(Reuters) - For travelers, the question of whether to let American Airlines and US Airways merge into the world’s largest carrier may boil down to this: pay more and get more, or pay less and get less.
A new mega-airline, with the American brand name, would have more flights on more routes and could charge higher ticket prices on at least some. This would appeal to business travelers who generally favor convenience and comfort over price.
If the airlines don’t merge, they might offer lower prices, but could ultimately be forced to cut routes or go out of business as they try to compete with much larger United and Delta, themselves the products of mega-mergers over the last few years.
Business travelers, who spend two or three times as much as those flying for fun, are likely to lose out if the merger fails, since there would be no third alternative to the large domestic and international route networks offered by United and Delta.
“If you’re a corporate traveler, you’re basically going to be faced with two stalwart airlines, Delta and United, and you’ll have actually less choice at the corporate level than you did if this merger would occur,” said Andrew Davis, an investment analyst with T. Rowe Price, which owns airline shares.
The merger “certainly was not looked at from that perspective” by the government, Davis said.
The U.S. Justice Department sued on Tuesday to block the $11 billion merger on antitrust grounds, arguing that allowing the fourth large U.S. airline merger in five years could lead to higher ticket prices and fewer choices for consumers.
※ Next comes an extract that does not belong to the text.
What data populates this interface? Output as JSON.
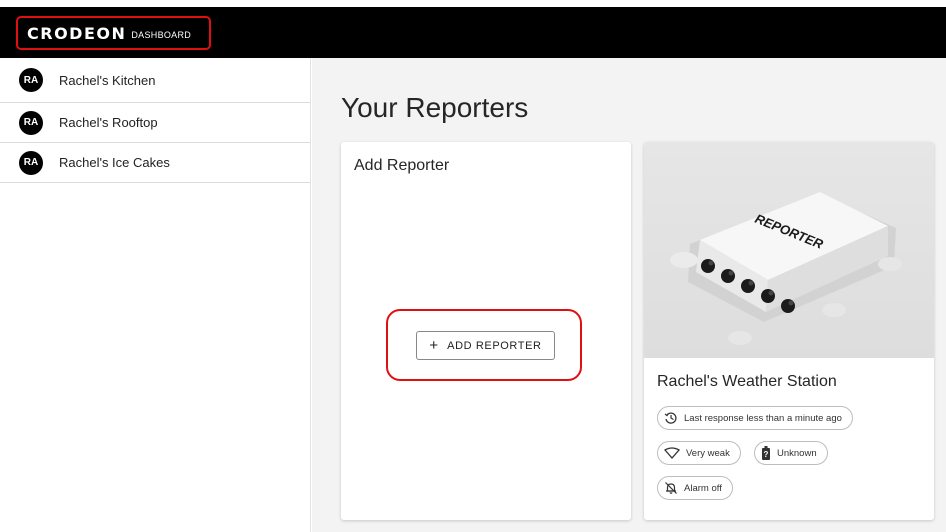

The merger “would likely substantially lessen competition and tend to create a monopoly,” the government complaint said.
The airlines are girding for a court fight, saying their bid to create the world’s largest airline will provide a rival to challenge mega-airlines United and Delta, giving customers more choice.
NO ‘SKYWAY ROBBERY’
The American-US Airways LCC.N merger would cap a wave of consolidation that has helped return the industry to modest profitability after the 2008-09 economic downturn. Delta Air Lines (DAL.N) acquired Northwest in 2008, United Continental (UAL.N) was formed in 2010 and Southwest (LUV.N) bought rival AirTran in 2011.
Southwest and other smaller airlines use a different business model, offering many direct domestic flights rather than hub-and-spoke connecting service.
U.S. government data show that on an inflation-adjusted basis, average air fares are lower than they were 15 years ago but have moved up modestly since 2007, largely due to a more than 40 percent rise in fuel costs over the last six years.
“This has not been skyway robbery,” George Hobica, president of AirfareWatchdog, an airfare alert and travel advice service, said of rising air fares.
But airlines also have added charges for baggage, food and other services, making it more difficult to say whether travelers are better off over all.
U.S. airlines as a group had a third straight year of profitability in 2012, but earnings have declined since 2010, according to data from the U.S. trade group Airlines for America. Industry margins have shrunk from 1.6 percent in 2010 to 0.2 percent last year, the data show.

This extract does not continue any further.